Dubai International Film Festival مهرجان دبي السينمائي الدولي
- Location: Dubai, United Arab Emirates
- Founded: 2004
- Awards: Muhr Awards
- Language: Arabic English

= Dubai International Film Festival =

Film festival in UAE, founded 2004

The Dubai International Film Festival (DIFF, مهرجان دبي السينمائي الدولي) was the largest film festival in the Arab region. With particular emphasis on showcasing Arab, Asian, and African cinema, it also helped to develop industry and talent in the region. It was held in Dubai in the United Arab Emirates.

The Muhr Awards, including the Muhr AsiaAfrica Awards, are the main festival awards.

==History==
The inaugural Dubai International Film Festival took place in 2004, where 76 films were screened.

At its 5th edition in 2008, DIFF ran its first Asia Africa section. My Secret Sky, a South African film in the Zulu language directed by Madoda Ncayiyana, opened the section. The festival featured 181 films from 66 countries, and the red carpet event included Goldie Hawn, Ben Affleck, Danny Glover, Oliver Stone, and Harry Belafonte. The grand prize went to Masquerades, directed by Algerian director Lyes Salem.

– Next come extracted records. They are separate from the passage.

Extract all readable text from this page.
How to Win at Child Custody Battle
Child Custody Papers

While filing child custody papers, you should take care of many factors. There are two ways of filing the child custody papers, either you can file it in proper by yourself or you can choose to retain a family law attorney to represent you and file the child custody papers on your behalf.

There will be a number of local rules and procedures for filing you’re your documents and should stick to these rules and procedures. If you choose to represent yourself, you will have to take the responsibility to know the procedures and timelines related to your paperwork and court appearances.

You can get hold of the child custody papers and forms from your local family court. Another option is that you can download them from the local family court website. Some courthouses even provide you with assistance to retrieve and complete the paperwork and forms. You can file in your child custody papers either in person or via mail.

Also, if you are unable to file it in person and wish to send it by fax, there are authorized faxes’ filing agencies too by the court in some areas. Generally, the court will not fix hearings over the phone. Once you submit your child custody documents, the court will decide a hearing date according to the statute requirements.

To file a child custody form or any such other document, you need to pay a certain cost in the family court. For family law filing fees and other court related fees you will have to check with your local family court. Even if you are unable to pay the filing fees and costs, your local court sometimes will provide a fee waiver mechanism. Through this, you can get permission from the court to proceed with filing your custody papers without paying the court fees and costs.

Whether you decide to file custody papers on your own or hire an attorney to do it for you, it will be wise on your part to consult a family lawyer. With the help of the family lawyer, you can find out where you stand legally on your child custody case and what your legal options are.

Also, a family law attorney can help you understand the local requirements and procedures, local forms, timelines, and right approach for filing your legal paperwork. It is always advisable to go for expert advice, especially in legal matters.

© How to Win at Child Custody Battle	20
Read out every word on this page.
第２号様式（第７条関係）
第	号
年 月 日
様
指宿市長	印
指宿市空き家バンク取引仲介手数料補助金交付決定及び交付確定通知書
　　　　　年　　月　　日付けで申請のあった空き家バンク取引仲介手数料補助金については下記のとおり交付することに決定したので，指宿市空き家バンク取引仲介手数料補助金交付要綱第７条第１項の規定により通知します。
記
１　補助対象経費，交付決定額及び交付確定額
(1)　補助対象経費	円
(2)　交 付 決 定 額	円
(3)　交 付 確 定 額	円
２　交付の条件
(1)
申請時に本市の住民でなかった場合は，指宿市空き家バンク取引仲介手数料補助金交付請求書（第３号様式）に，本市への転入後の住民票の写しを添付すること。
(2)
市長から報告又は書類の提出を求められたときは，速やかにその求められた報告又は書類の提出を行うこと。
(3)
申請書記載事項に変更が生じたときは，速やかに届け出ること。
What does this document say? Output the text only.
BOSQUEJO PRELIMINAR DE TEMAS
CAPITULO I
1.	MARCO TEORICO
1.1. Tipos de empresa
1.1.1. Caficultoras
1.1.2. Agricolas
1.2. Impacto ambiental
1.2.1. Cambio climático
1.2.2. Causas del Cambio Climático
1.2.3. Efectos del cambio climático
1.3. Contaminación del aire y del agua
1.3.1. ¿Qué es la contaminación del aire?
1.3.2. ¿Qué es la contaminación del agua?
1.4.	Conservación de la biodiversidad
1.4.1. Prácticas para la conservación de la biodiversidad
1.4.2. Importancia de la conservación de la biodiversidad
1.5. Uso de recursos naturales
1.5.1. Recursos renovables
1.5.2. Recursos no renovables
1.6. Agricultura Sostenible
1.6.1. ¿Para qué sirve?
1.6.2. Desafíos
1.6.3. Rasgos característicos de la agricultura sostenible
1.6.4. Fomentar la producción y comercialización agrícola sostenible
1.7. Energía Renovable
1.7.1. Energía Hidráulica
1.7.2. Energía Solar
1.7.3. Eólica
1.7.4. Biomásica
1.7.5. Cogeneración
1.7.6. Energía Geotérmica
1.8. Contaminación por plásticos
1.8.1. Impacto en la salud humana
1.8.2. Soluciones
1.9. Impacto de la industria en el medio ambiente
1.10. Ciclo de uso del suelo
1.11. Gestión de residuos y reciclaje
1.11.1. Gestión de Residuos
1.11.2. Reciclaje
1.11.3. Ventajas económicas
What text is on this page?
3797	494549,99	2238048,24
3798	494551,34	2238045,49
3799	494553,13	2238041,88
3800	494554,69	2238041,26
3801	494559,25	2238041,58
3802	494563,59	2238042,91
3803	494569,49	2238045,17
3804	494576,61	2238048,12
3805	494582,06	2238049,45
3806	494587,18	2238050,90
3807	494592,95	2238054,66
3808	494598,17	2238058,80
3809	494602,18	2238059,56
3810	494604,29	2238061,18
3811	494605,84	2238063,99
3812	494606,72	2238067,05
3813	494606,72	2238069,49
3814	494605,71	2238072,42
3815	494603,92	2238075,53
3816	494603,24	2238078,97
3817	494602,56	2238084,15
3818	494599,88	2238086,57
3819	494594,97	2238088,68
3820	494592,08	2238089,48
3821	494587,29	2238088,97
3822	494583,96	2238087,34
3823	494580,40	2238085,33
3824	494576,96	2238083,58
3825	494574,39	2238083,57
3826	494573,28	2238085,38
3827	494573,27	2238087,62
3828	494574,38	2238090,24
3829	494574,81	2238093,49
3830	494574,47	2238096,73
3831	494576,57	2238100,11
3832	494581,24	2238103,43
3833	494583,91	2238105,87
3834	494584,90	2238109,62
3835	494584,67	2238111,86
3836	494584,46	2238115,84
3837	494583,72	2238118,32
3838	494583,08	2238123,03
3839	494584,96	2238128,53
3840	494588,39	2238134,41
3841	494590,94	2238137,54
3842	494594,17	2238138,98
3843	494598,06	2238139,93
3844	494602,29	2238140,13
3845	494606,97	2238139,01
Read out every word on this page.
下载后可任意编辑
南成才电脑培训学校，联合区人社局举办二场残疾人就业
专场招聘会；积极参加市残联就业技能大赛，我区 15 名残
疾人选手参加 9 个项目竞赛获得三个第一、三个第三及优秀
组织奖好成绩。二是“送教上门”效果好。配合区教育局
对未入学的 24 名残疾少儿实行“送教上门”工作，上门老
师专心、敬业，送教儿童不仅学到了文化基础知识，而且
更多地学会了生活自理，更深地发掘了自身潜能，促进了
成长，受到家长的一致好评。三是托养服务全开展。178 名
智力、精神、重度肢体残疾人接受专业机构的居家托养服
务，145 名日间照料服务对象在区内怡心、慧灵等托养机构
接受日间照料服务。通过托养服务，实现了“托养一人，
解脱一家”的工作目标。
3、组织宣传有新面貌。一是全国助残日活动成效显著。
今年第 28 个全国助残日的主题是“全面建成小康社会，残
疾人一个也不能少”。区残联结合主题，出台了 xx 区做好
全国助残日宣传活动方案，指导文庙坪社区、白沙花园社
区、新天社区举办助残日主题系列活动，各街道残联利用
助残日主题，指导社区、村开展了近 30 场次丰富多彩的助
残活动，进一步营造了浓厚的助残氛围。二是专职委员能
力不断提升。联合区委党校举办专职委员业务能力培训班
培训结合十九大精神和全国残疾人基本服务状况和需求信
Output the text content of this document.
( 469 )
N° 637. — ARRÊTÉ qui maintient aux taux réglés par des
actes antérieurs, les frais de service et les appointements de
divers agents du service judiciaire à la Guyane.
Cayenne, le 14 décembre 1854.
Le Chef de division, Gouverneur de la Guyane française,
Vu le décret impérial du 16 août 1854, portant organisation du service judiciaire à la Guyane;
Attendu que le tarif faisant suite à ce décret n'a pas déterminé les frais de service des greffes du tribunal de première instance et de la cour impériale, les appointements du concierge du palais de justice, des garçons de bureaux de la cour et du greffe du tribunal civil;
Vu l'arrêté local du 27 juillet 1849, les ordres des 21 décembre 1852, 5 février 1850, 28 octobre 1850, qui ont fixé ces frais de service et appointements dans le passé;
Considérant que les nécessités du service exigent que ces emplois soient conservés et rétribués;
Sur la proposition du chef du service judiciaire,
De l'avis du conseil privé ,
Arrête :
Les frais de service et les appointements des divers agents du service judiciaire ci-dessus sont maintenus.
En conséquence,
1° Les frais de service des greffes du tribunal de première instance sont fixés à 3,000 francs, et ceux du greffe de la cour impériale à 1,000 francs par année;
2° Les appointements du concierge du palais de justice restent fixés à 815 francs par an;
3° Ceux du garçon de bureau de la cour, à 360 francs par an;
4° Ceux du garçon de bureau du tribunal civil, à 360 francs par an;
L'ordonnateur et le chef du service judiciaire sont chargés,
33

The 9th edition of the festival took place in December 2012, and featured films from the Philippines, China, Türkiye, Angola, and Senegal.

In 2014 DIFF screened a line-up of 118 feature films, shorts and documentaries from around the world including 55 world premieres and international premieres. Opening the 2014 Festival was the Oscar-nominated The Theory of Everything, directed by James Marsh and starring Eddie Redmayne and Felicity Jones.

The 12th edition of DIFF took place in December 2015. At that time, the festival director was Shivani Pandya.

For its 14th edition in 2017, the festival screened 141 films from around the world, and by that time was the biggest film festival in the region.

In 2018, the DIFF announced it would take place every two years, with the 15th edition announced for 2019. The next festival will take place in December 2027.

==Overview==
The DIFF is held under the patronage of the Crown Prince of Dubai, Sheikh Mohammed Bin Rashid Al Maktoum, who is prime minister, vice president and ruler of Dubai. As of 2015 the festival was presented by Dubai Media City. It is a not-for-profit cultural event.

It showcases films from the Arab, Asian, Eastern European and African cinema industries, and helps to develop talent and the film industry in the region.

As of 2022, South-African born Nashen Moodley is director of the Asia and Africa Programmes and oversees the Muhr AsiaAfrica competition. He was the founder of the Muhr Awards for Excellence in Asia Africa Cinema.

The festival also established the Dubai Film Market and Dubai Film Connection to be held concurrently, to raise the profile of local directors and enhance careers of film professionals.

==Awards==
The festival is known for its Muhr Awards. These include the Muhr AsiaAfrica Awards, Muhr Arab Awards and Muhr Emirati Awards, with section awarding prizes for best film, documentary, short film, etc.

FIPRESCI Awards for feature, short and documentary films are also given at the festival.